咲良は父に連れられて祖母の葬式に出たが、その葬式の最中、母から電話があったのを覚えている。父が出て、何かを言い、泊まる予定だったのを切り上げて帰る、と祖父と話し合った矢先、警察から母が亡くなったと電話がきたのだ。
その先の事はあまりきちんとは覚えていない。
慌ただしく家に帰り、母の葬式をし、気がついたらこの祖父の家に預けられていた。
そしてしばらくしてから、隣りの上野の本家の紹介で典子の隣りの家に引っ越し、小町を飼い始めたのだ。
今でも時々思う事がある。
あの日、体調が悪いと言っていた母を、無理にも祖母の葬式に連れてきていたら、母は生きていたんじゃないか、と。
「咲良」
桐野に声をかけられ、はっとする。
振り返れば、他の人たちたが上野家の敷地に入って行くところだった。
慌てて彼らの元へ駆け寄ると、上野家の方からも人が飛び出してくる。小学生くらいの子供と初老の女性、猟銃を背負った初老の男性、それに茶色と黒色の柴犬だ。
「もえちゃん、ゆかちゃん!おかえり」
「おかえり!」
先頭にいた萌絵と由香子に子供たちが飛びつく。
由香子は纏わりつく子供の頭を一つ撫でてから萌絵の方へ行くように誘導し、腰をかがめて駆けてきた二頭の犬たちに声をかけた。二頭はそれぞれツムジとハヤテの番だ。留守番を任されていたのだろう。
一頻り由香子が犬を構い終えるのと同時に、初老の男性が由香子に声をかけ、二人が何事か話し始めた。声は聞こえないが、翔太と陽菜の事なのだろう。表情が沈痛だった。肩を落とした男性に女性が慰める様に腕を叩く。
「誰だ?」
「木田さんご夫婦。旦那さんが猟師さんで、奥さんが塾の先生、だったかな」
桐野に小声で問われ、咲良は多分だけど、と答えた。木田が猟銃を背負っているから、桐野は警戒したのかもしれない。

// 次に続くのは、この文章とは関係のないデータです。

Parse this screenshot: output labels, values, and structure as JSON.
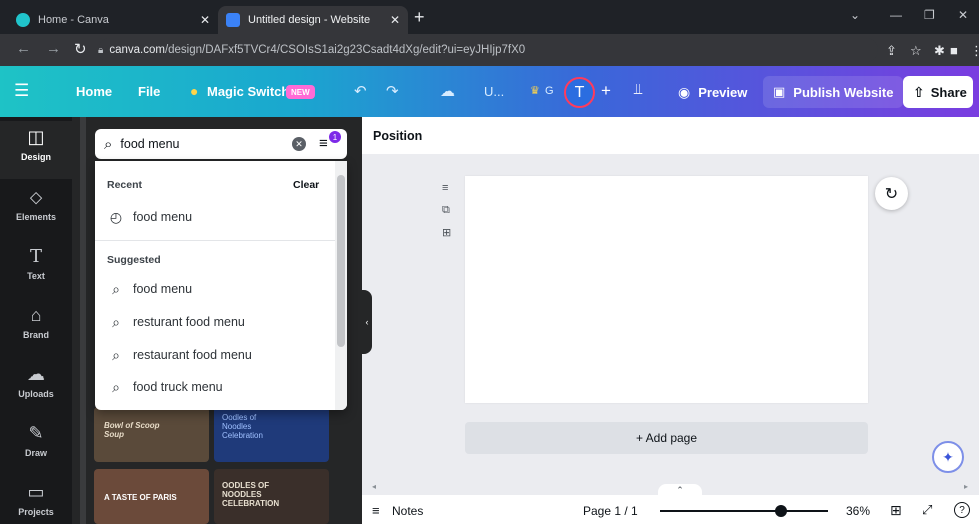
{
  "browser": {
    "tabs": [
      {
        "title": "Home - Canva",
        "active": false
      },
      {
        "title": "Untitled design - Website",
        "active": true
      }
    ],
    "new_tab": "+",
    "url_domain": "canva.com",
    "url_path": "/design/DAFxf5TVCr4/CSOIsS1ai2g23Csadt4dXg/edit?ui=eyJHIjp7fX0",
    "profile_initial": "T"
  },
  "header": {
    "home": "Home",
    "file": "File",
    "magic_switch": "Magic Switch",
    "new_badge": "NEW",
    "title_truncated": "U...",
    "collab_truncated": "G",
    "avatar_initial": "T",
    "preview": "Preview",
    "publish": "Publish Website",
    "share": "Share",
    "accent_colors": [
      "#1ec3c6",
      "#3a67d9",
      "#7a3de0"
    ]
  },
  "rail": [
    {
      "label": "Design",
      "icon": "layout-icon",
      "active": true
    },
    {
      "label": "Elements",
      "icon": "shapes-icon",
      "active": false
    },
    {
      "label": "Text",
      "icon": "text-icon",
      "active": false
    },
    {
      "label": "Brand",
      "icon": "brand-icon",
      "active": false
    },
    {
      "label": "Uploads",
      "icon": "cloud-upload-icon",
      "active": false
    },
    {
      "label": "Draw",
      "icon": "draw-icon",
      "active": false
    },
    {
      "label": "Projects",
      "icon": "folder-icon",
      "active": false
    }
  ],
  "search": {
    "value": "food menu",
    "filter_badge": "1",
    "recent_label": "Recent",
    "clear_label": "Clear",
    "recent": [
      "food menu"
    ],
    "suggested_label": "Suggested",
    "suggested": [
      "food menu",
      "resturant food menu",
      "restaurant food menu",
      "food truck menu"
    ]
  },
  "thumbnails": [
    {
      "text": "Bowl of Scoop Soup",
      "bg": "#5a4a3a"
    },
    {
      "text": "Oodles of Noodles Celebration",
      "bg": "#1f3a7a"
    },
    {
      "text": "A TASTE OF PARIS",
      "bg": "#6b4a3a"
    },
    {
      "text": "OODLES OF NOODLES CELEBRATION",
      "bg": "#3a2f2a"
    }
  ],
  "editor": {
    "position_label": "Position",
    "add_page": "+ Add page",
    "notes": "Notes",
    "page_indicator": "Page 1 / 1",
    "zoom": "36%",
    "zoom_fraction": 0.36
  }
}
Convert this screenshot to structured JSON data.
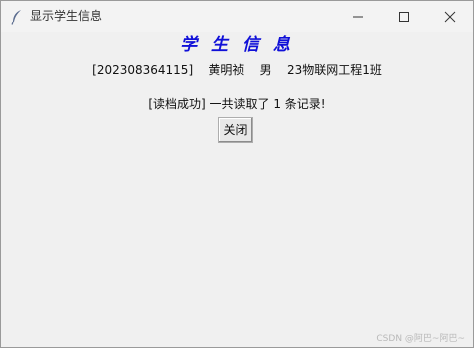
{
  "window": {
    "title": "显示学生信息",
    "icon": "feather-icon",
    "controls": [
      "minimize-icon",
      "maximize-icon",
      "close-icon"
    ]
  },
  "content": {
    "heading": "学 生 信 息",
    "student_id": "[202308364115]",
    "name": "黄明祯",
    "gender": "男",
    "class_name": "23物联网工程1班",
    "status": "[读档成功] 一共读取了 1 条记录!",
    "close_button_label": "关闭"
  },
  "colors": {
    "heading": "#1010d8",
    "window_background": "#f0f0f0"
  },
  "watermark": "CSDN @阿巴~阿巴~"
}
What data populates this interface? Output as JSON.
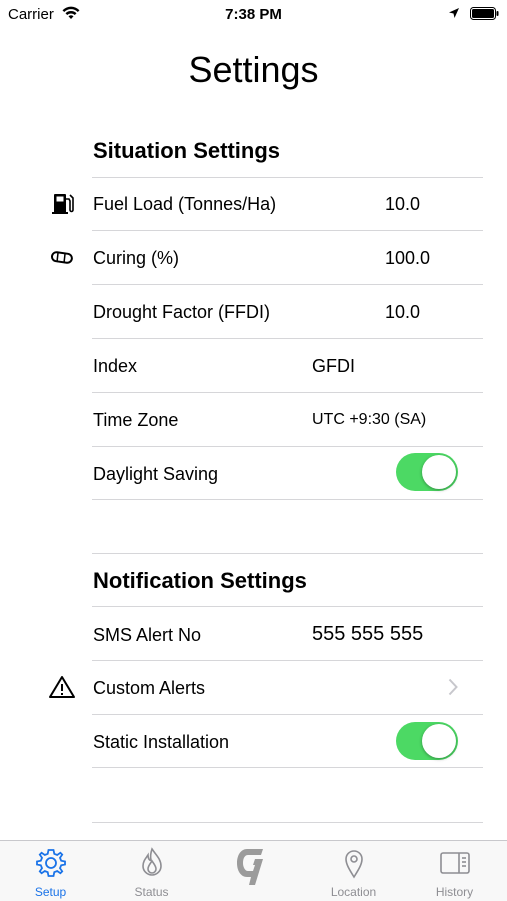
{
  "status_bar": {
    "carrier": "Carrier",
    "time": "7:38 PM"
  },
  "page": {
    "title": "Settings"
  },
  "situation": {
    "header": "Situation Settings",
    "fuel_load": {
      "label": "Fuel Load (Tonnes/Ha)",
      "value": "10.0",
      "icon": "fuel-pump-icon"
    },
    "curing": {
      "label": "Curing (%)",
      "value": "100.0",
      "icon": "hay-bale-icon"
    },
    "drought_factor": {
      "label": "Drought Factor (FFDI)",
      "value": "10.0"
    },
    "index": {
      "label": "Index",
      "value": "GFDI"
    },
    "time_zone": {
      "label": "Time Zone",
      "value": "UTC +9:30 (SA)"
    },
    "daylight_saving": {
      "label": "Daylight Saving",
      "on": true
    }
  },
  "notification": {
    "header": "Notification Settings",
    "sms_alert": {
      "label": "SMS Alert No",
      "value": "555 555 555"
    },
    "custom_alerts": {
      "label": "Custom Alerts",
      "icon": "warning-icon"
    },
    "static_installation": {
      "label": "Static Installation",
      "on": true
    }
  },
  "tabs": [
    {
      "label": "Setup",
      "icon": "gear-icon",
      "active": true
    },
    {
      "label": "Status",
      "icon": "flame-icon",
      "active": false
    },
    {
      "label": "",
      "icon": "logo-icon",
      "active": false
    },
    {
      "label": "Location",
      "icon": "map-pin-icon",
      "active": false
    },
    {
      "label": "History",
      "icon": "history-icon",
      "active": false
    }
  ],
  "colors": {
    "toggle_on": "#4cd964",
    "tab_active": "#1a73e8",
    "tab_inactive": "#8e8e93"
  }
}
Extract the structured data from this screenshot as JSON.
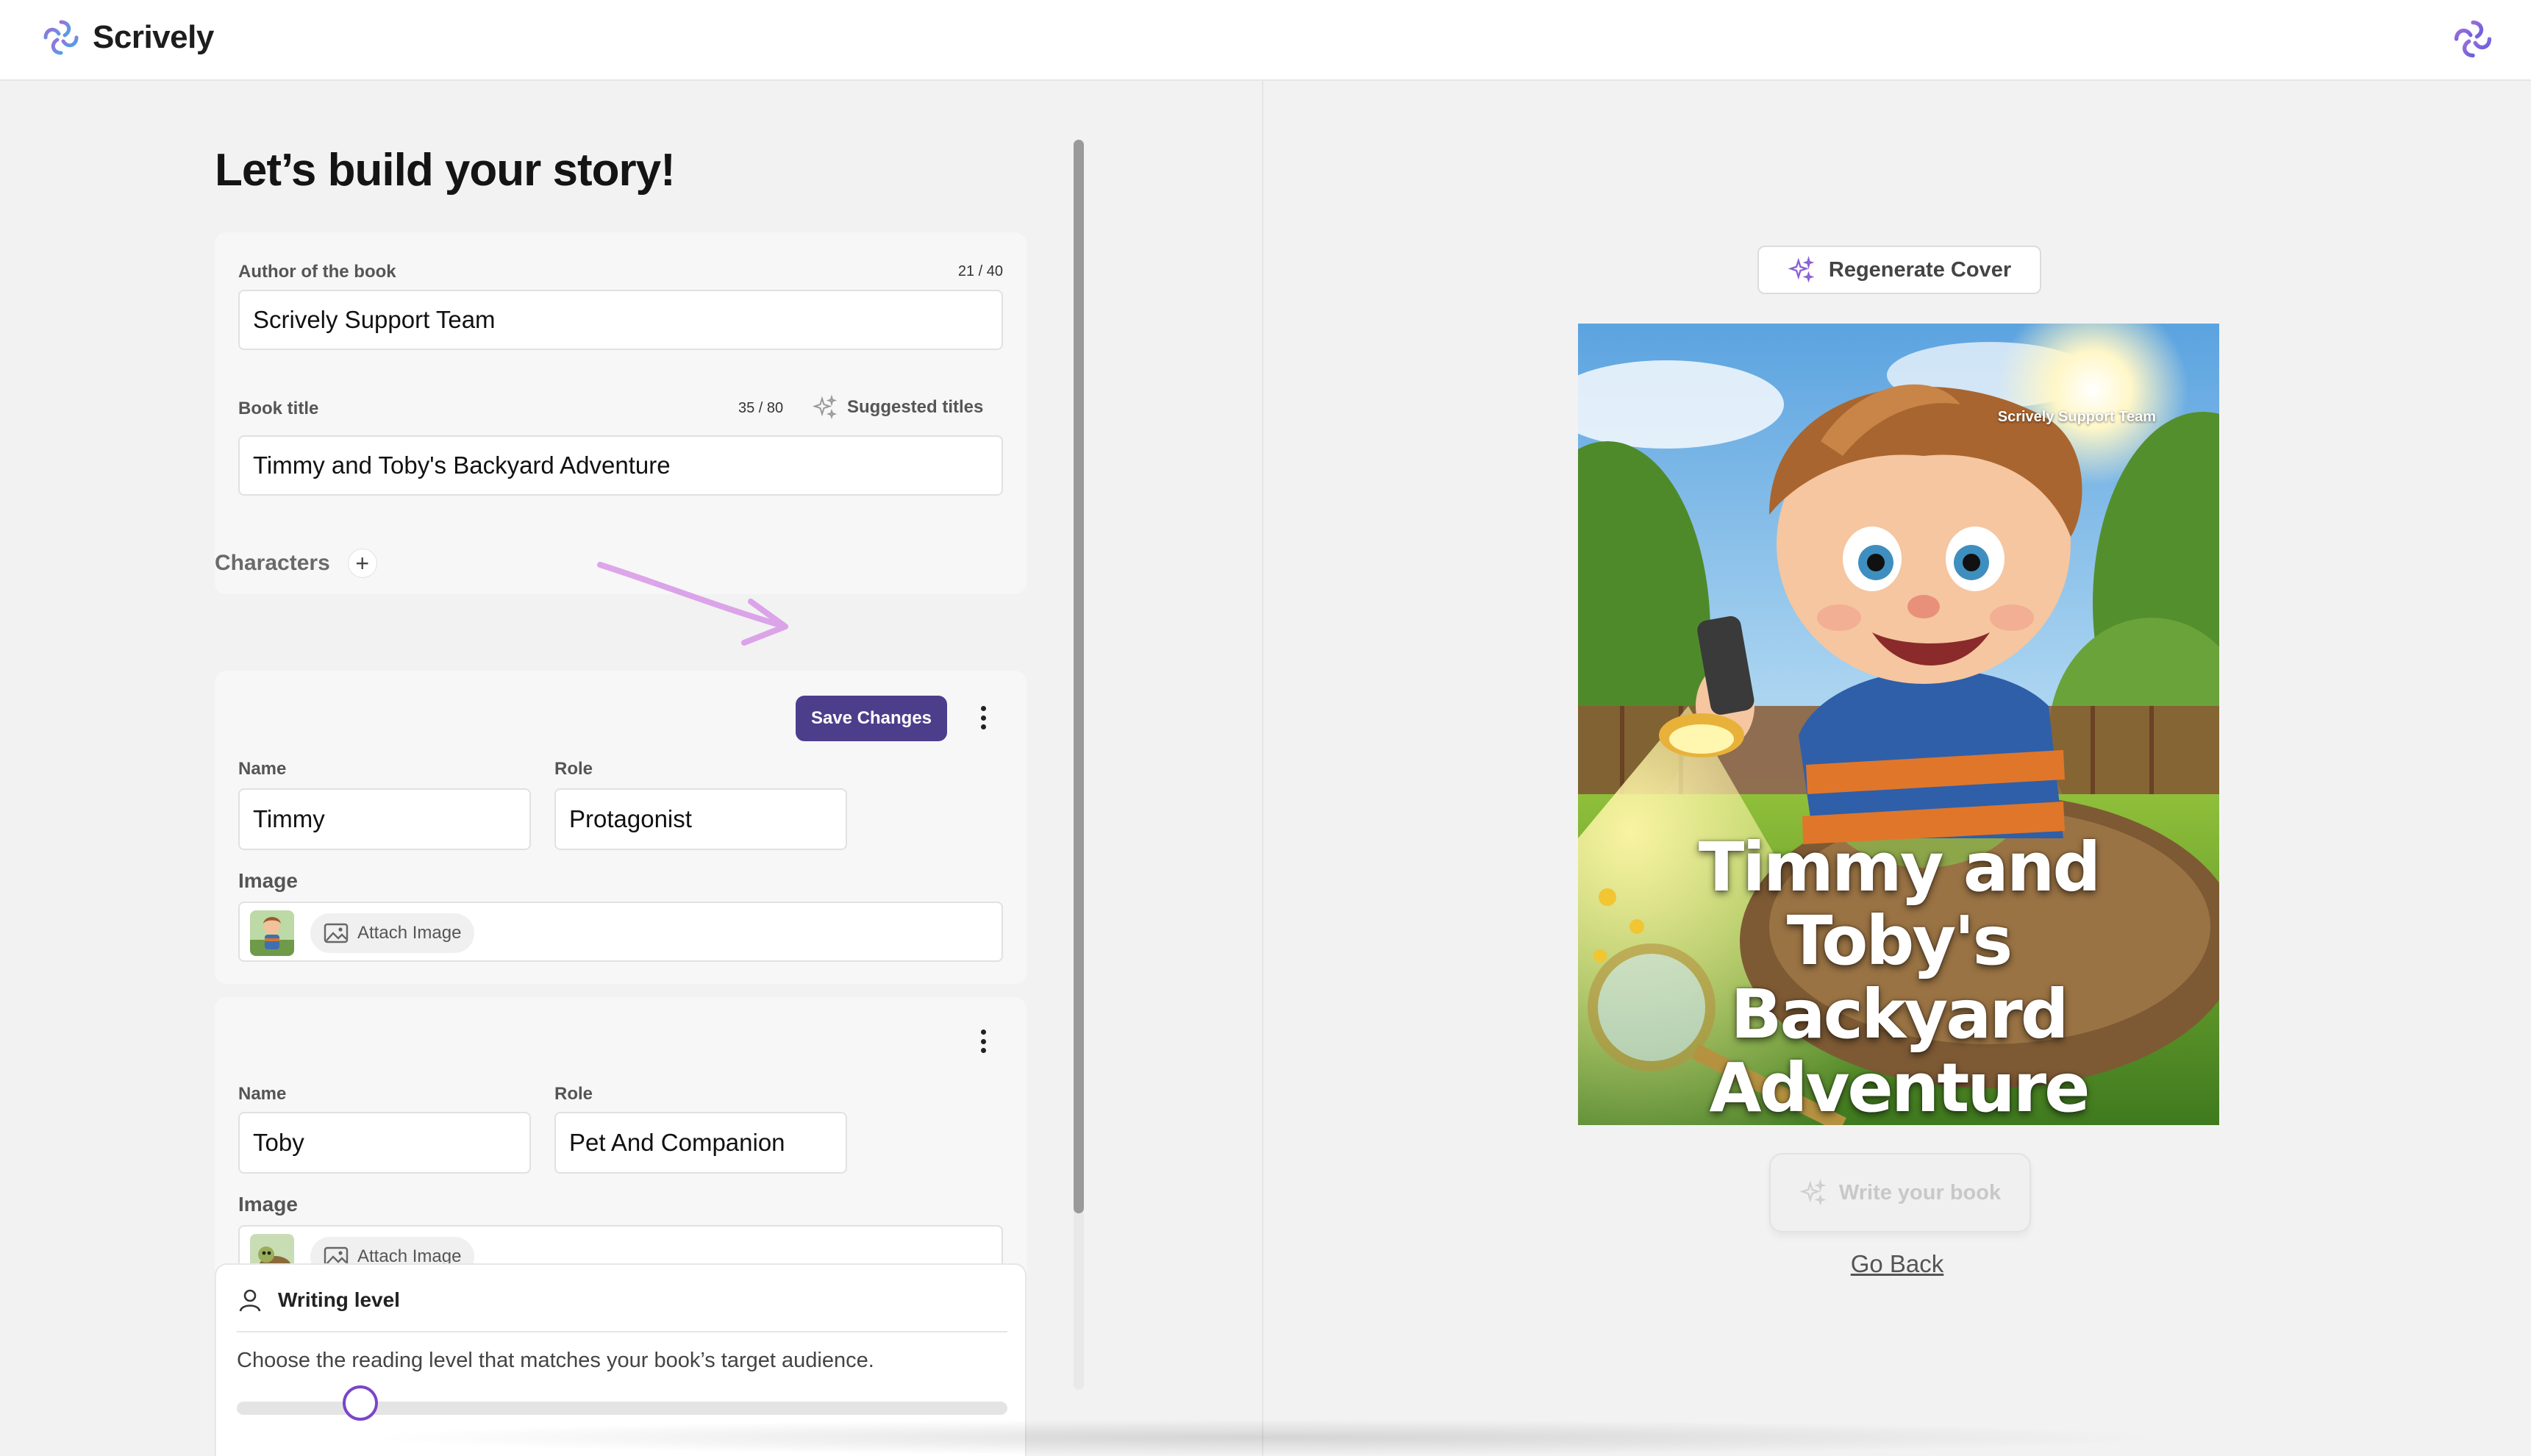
{
  "app": {
    "name": "Scrively",
    "accent_color": "#4d3e8c",
    "brand_gradient": [
      "#8f6bd6",
      "#4fa3e6"
    ]
  },
  "form": {
    "page_title": "Let’s build your story!",
    "author": {
      "label": "Author of the book",
      "counter": "21 / 40",
      "value": "Scrively Support Team"
    },
    "book_title": {
      "label": "Book title",
      "counter": "35 / 80",
      "suggest_label": "Suggested titles",
      "value": "Timmy and Toby's Backyard Adventure"
    }
  },
  "characters": {
    "heading": "Characters",
    "add_icon": "plus-icon",
    "save_label": "Save Changes",
    "items": [
      {
        "name_label": "Name",
        "name": "Timmy",
        "role_label": "Role",
        "role": "Protagonist",
        "image_label": "Image",
        "attach_label": "Attach Image"
      },
      {
        "name_label": "Name",
        "name": "Toby",
        "role_label": "Role",
        "role": "Pet And Companion",
        "image_label": "Image",
        "attach_label": "Attach Image"
      }
    ]
  },
  "writing_level": {
    "title": "Writing level",
    "description": "Choose the reading level that matches your book’s target audience.",
    "slider_value": 0.16
  },
  "preview": {
    "regenerate_label": "Regenerate Cover",
    "cover_title_lines": [
      "Timmy and Toby's",
      "Backyard",
      "Adventure"
    ],
    "cover_author": "Scrively Support Team",
    "write_label": "Write your book",
    "go_back_label": "Go Back"
  }
}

その木田と由香子に遼が歩み寄って何事か言うと、こちらを振り向いた。
「咲ちゃん」
来て、と手招かれ、小町を連れて小走りに駆け寄ると、犬たちが嬉しそうに迎えてくれた。由香子の足元にいる茶色の柴犬の方は小町の母親でもあるからか、互いにぶんぶん尻尾を振っている。
興奮で動き回る小町に振り回される咲良に遼が苦笑しながら、口を開いた。
「由香子ちゃんたちに匂いの話をしようと思って。ほら、感染者の嗅ぎ分けっていう、あれ」
言われて、そういえばさっきその話をしていて中断されたままだったのを思い出した。由香子も思い出したのだろう。ああ、と呟く。
「さっき言ってたやつか。感染者を見分けるとかなんとか」
「それそれ。その、浩おじさんから聞いたんだけど、」
少し言いづらそうに浩史の名を出した遼に、思わず咲良が俯きかけた時だった。
上野家の敷地の奥から、ガァン!という大きな金属音と共に、甲高い女性の悲鳴が響き渡った。